The Statement of the Problem:

Let $ \{ U_i \}$ be a set (sequence?) of iid random variables such that $U_i \sim \text{Uniform}(0,1)$, and define

$$ N(a) = \min \left\{k: \prod_{i = 1}^{k}U_i \lt .6\right\}. $$

Find the distribution of $N$.

SOLUTION

Recall that $-\log (U) \sim \text{Expo}(1)$. From this, it follows that

$$N(a) = \min \left\{k: \prod_{i = 1}^{k}U_i \lt .6\right\} = \min \left\{k: \sum_{i = 1}^{k} \left[ - \log ( U_i ) \right] \gt \log \left( \frac{5}{3} \right) \right\} = \min \left\{k: S_k \gt \log \left( \frac{5}{3} \right) \right\} $$

where $S_k$ is the arrival time of the $k$th event of a Poisson process with rate $\lambda = 1$. I understand all of this.
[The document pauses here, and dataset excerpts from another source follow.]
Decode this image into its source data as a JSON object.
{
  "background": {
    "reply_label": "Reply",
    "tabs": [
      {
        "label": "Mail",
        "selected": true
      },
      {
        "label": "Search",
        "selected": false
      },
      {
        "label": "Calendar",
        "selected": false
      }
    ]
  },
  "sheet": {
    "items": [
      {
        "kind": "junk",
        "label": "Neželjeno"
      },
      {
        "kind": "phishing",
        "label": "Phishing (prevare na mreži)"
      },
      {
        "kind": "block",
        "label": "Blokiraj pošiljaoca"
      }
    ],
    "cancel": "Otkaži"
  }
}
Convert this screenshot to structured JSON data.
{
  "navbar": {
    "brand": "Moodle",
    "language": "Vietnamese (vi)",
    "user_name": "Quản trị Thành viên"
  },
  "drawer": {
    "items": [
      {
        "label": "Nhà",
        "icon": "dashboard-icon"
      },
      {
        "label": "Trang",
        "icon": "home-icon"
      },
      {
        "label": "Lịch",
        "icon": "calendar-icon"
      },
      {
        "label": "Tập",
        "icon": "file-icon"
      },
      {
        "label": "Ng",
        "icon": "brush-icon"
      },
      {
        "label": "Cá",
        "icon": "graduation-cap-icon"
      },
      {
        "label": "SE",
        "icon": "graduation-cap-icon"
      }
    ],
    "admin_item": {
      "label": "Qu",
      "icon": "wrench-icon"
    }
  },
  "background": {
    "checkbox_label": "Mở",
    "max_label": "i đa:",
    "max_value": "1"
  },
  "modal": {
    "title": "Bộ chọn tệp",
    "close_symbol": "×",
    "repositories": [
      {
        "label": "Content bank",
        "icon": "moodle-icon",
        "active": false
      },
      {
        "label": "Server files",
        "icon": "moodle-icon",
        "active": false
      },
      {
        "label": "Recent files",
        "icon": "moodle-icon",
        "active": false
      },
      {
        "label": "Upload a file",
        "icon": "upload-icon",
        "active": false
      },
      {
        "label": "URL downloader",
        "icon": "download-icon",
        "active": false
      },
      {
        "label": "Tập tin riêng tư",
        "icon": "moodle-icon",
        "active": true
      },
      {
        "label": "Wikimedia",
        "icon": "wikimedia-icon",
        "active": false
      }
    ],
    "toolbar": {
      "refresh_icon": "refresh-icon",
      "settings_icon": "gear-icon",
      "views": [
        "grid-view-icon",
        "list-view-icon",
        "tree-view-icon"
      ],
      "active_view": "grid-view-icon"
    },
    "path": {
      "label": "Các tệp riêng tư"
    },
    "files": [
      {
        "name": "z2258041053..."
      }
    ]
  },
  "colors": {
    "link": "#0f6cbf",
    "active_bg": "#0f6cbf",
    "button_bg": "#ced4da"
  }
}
Beyond this point is where I get confused...

Now, it follows (apparently) that the smallest $k$ such that $S_k \gt \log \left( \frac{5}{3} \right)$ is

$$ N\left( \log \left[ \frac{5}{3} \right] \right) + 1 \qquad (*) $$

which is distributed as $\text{Poisson}{ \left( \log \frac{5}{3} \right) } + 1$.

I'm not sure what is meant by this sort of "superscript" parameter here (I'm transcribing this from handwritten notes). As far as I can tell, it's just a normal ol' parameter. Anyway, I have no idea where the result $(*)$ comes from, and have been racking my brain here trying to figure it out. Any assistance would be appreciated.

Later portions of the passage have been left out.